While a chemistry major at Salisbury University, Brady Travis began reading papers on protein structures that piqued his interest in biochemistry. Now in the lab of Dr. Maria Schumacher, a structural biochemist, he’s had success researching one of the most virulent bacterium in the world, Francisella tularensis. On the CDC’s most lethal bioweapons list, the bacterium easily infects, is easy to aerosolize, and has a fascinating history— the Russians used it on the Germans during WWII and amid the Cold War, the Americans, Soviets, and Japanese tried to develop it as a bioweapon; Francisella tularensis has a quick infection rate, and a human has to inhale only 10 bacteria cells to infect the lungs with pneumonia.
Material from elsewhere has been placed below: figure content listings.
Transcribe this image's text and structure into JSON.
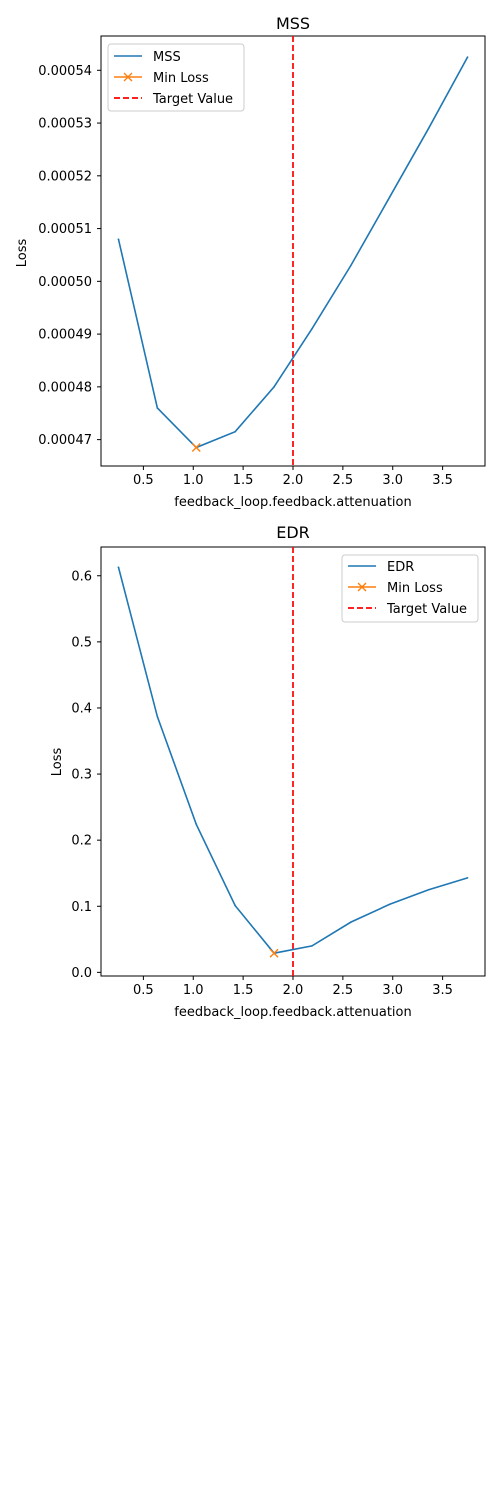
{
  "chart_data": [
    {
      "type": "line",
      "title": "MSS",
      "xlabel": "feedback_loop.feedback.attenuation",
      "ylabel": "Loss",
      "xlim": [
        0.075,
        3.925
      ],
      "ylim": [
        0.000465,
        0.0005465
      ],
      "xticks": [
        0.5,
        1.0,
        1.5,
        2.0,
        2.5,
        3.0,
        3.5
      ],
      "xtick_labels": [
        "0.5",
        "1.0",
        "1.5",
        "2.0",
        "2.5",
        "3.0",
        "3.5"
      ],
      "yticks": [
        0.00047,
        0.00048,
        0.00049,
        0.0005,
        0.00051,
        0.00052,
        0.00053,
        0.00054
      ],
      "ytick_labels": [
        "0.00047",
        "0.00048",
        "0.00049",
        "0.00050",
        "0.00051",
        "0.00052",
        "0.00053",
        "0.00054"
      ],
      "series": [
        {
          "name": "MSS",
          "color": "#1f77b4",
          "x": [
            0.25,
            0.64,
            1.03,
            1.42,
            1.81,
            2.19,
            2.58,
            2.97,
            3.36,
            3.75
          ],
          "y": [
            0.000508,
            0.000476,
            0.0004685,
            0.0004715,
            0.00048,
            0.000491,
            0.000503,
            0.000516,
            0.000529,
            0.0005425
          ]
        }
      ],
      "min_loss": {
        "name": "Min Loss",
        "color": "#ff7f0e",
        "x": 1.03,
        "y": 0.0004685
      },
      "target": {
        "name": "Target Value",
        "color": "#ff0000",
        "x": 2.0
      },
      "legend_position": "top-left",
      "grid": false
    },
    {
      "type": "line",
      "title": "EDR",
      "xlabel": "feedback_loop.feedback.attenuation",
      "ylabel": "Loss",
      "xlim": [
        0.075,
        3.925
      ],
      "ylim": [
        -0.0055,
        0.6435
      ],
      "xticks": [
        0.5,
        1.0,
        1.5,
        2.0,
        2.5,
        3.0,
        3.5
      ],
      "xtick_labels": [
        "0.5",
        "1.0",
        "1.5",
        "2.0",
        "2.5",
        "3.0",
        "3.5"
      ],
      "yticks": [
        0.0,
        0.1,
        0.2,
        0.3,
        0.4,
        0.5,
        0.6
      ],
      "ytick_labels": [
        "0.0",
        "0.1",
        "0.2",
        "0.3",
        "0.4",
        "0.5",
        "0.6"
      ],
      "series": [
        {
          "name": "EDR",
          "color": "#1f77b4",
          "x": [
            0.25,
            0.64,
            1.03,
            1.42,
            1.81,
            2.19,
            2.58,
            2.97,
            3.36,
            3.75
          ],
          "y": [
            0.613,
            0.387,
            0.224,
            0.101,
            0.029,
            0.04,
            0.076,
            0.103,
            0.125,
            0.143
          ]
        }
      ],
      "min_loss": {
        "name": "Min Loss",
        "color": "#ff7f0e",
        "x": 1.81,
        "y": 0.029
      },
      "target": {
        "name": "Target Value",
        "color": "#ff0000",
        "x": 2.0
      },
      "legend_position": "top-right",
      "grid": false
    }
  ]
}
Using Duke’s cryo-EM, Brady solved the structures of the transcription complexes that control Francisella tularensis’ virulence—a unique group of transcription regulators that command its pathogenesis: MglA, SspA, PigR, and its multi-subunit RNA polymerase, in combination with the infectious sensing stress alarmone, ppGpp. Brady’s structure combined with work from collaborators at Harvard, has revealed the detailed molecular mechanism behind how these factors all work together.
His collaborators at Harvard are now performing mutation experiments to determine how Francisella tularensis infects cells, and have found that proteins are important and interact as predicted. Brady’s hope is to eventually develop novel treatments against its weaponization and to accomplish this, the team is looking to develop different small molecules that would bind to these essential transcription complexes to impede the infectious process. The hope is to disable the bacteria with antivirulence drugs rather than trying to kill the bacteria with antibiotics.